Mattie Quesenberry Smith

Morningside

For Josie McElroy

 

In a glimpse of geese,

Something about glory

Crosses the blue-banked sky.

Something about glory

Traces the jet’s cool vapor trails.

 

Winging this blue-banked sky,

Something about time shakes

And stirs until you want to say:

Surprised by sunlight, traceless geese

Slip across our blue-banked day.


A Slice of the Apocalypse

For Hal


You hang at the edge, knee deep in splash,

Fly-fishing a summer of remarkable pools.

 

If overhead, the cosmos unspools, what of it?

It’s between you and Falling Creek,

 

You, knee deep in atmospheric want.

If it is a remarkable summer, you don’t notice,

 

But for the tug and tight race—a rainbow

Fit for two hands, ready to reel.

 

If it is a remarkable summer, wouldn’t the stars have told it

The night before—glowing down summer’s ceiling,

 

Somehow mapped by the Milky Way?

You take time to land the rainbow, while apocalypse

 

Slices the air, and a car crashes through,

Rolls six times while you land it.

 

You unhook the fish—a rainbow of surprise—

As the car slides to rest, and the screaming begins.

 

You find her first, thrown yards from the wreck;

And the little boy, he is crawling out of the broken window.

 

You and a friend guide the driver up the bank,

And he is slapping his bare chest for cigarettes,

 

“I need a cigarette,” he says with alcoholic breath.

The boy cries, but you tell him he’s alright, and the woman is, too,

 

Saved from the half-spun wreck. The story can’t get any better

Than that. They are carried away, and no one in his right mind

 

Would follow them into the future weather where

Apocalypse slices summer, and Heaven’s split belly spills its guts

 

In an abundance of ways, leaving you with a trout, stolen and released;

A hook, cast and recoiled; iridescent catastrophes, lit and dispelled.

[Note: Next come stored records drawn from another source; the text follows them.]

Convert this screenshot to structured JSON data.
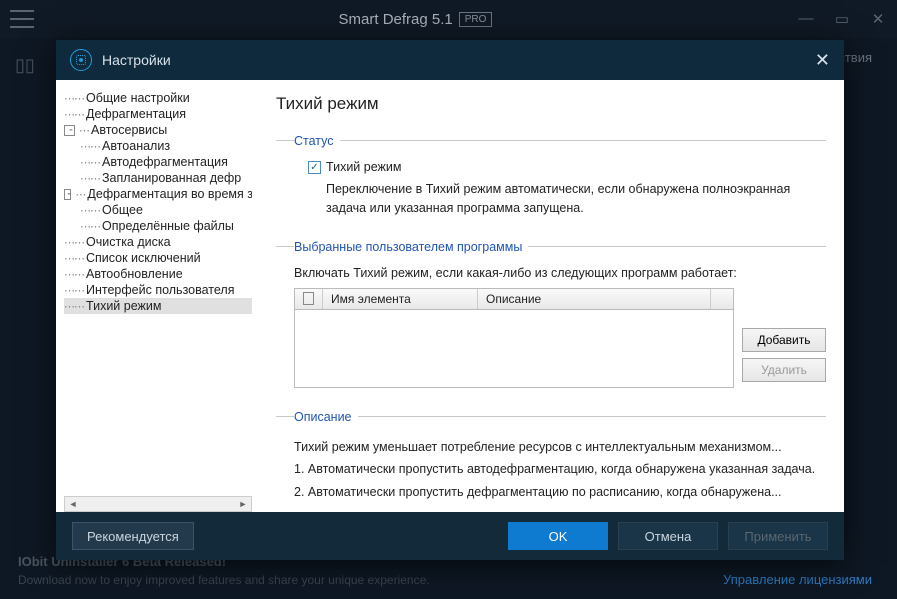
{
  "app": {
    "title": "Smart Defrag 5.1",
    "badge": "PRO",
    "bg_tab": "ствия",
    "promo_title": "IObit Uninstaller 6 Beta Released!",
    "promo_sub": "Download now to enjoy improved features and share your unique experience.",
    "license_link": "Управление лицензиями"
  },
  "modal": {
    "title": "Настройки",
    "page_title": "Тихий режим"
  },
  "tree": {
    "n0": "Общие настройки",
    "n1": "Дефрагментация",
    "n2": "Автосервисы",
    "n2a": "Автоанализ",
    "n2b": "Автодефрагментация",
    "n2c": "Запланированная дефр",
    "n3": "Дефрагментация во время з",
    "n3a": "Общее",
    "n3b": "Определённые файлы",
    "n4": "Очистка диска",
    "n5": "Список исключений",
    "n6": "Автообновление",
    "n7": "Интерфейс пользователя",
    "n8": "Тихий режим"
  },
  "status": {
    "legend": "Статус",
    "checkbox": "Тихий режим",
    "desc": "Переключение в Тихий режим автоматически, если обнаружена полноэкранная задача или указанная программа запущена."
  },
  "programs": {
    "legend": "Выбранные пользователем программы",
    "desc": "Включать Тихий режим, если какая-либо из следующих программ работает:",
    "col_name": "Имя элемента",
    "col_desc": "Описание",
    "btn_add": "Добавить",
    "btn_del": "Удалить"
  },
  "description": {
    "legend": "Описание",
    "line1": "Тихий режим уменьшает потребление ресурсов с интеллектуальным механизмом...",
    "line2": "1. Автоматически пропустить автодефрагментацию, когда обнаружена указанная задача.",
    "line3": "2. Автоматически пропустить дефрагментацию по расписанию, когда обнаружена..."
  },
  "footer": {
    "recommend": "Рекомендуется",
    "ok": "OK",
    "cancel": "Отмена",
    "apply": "Применить"
  }
}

A Ph.D. candidate who studies critical reflection and critical reflective writing in Integrative STEM Education at Virginia Polytechnic and State University, Mattie Quesenberry Smith is an English, Rhetoric, and Humanistic Studies instructor at the Virginia Military Institute in Lexington, Virginia. Her poetry has been published in several journals and anthologies, such as Tupelo Press’s 30/30 Anthology, The American Journal of Poetry, Intersections—Poetry with Mathematics, and Phi Kappa Forum.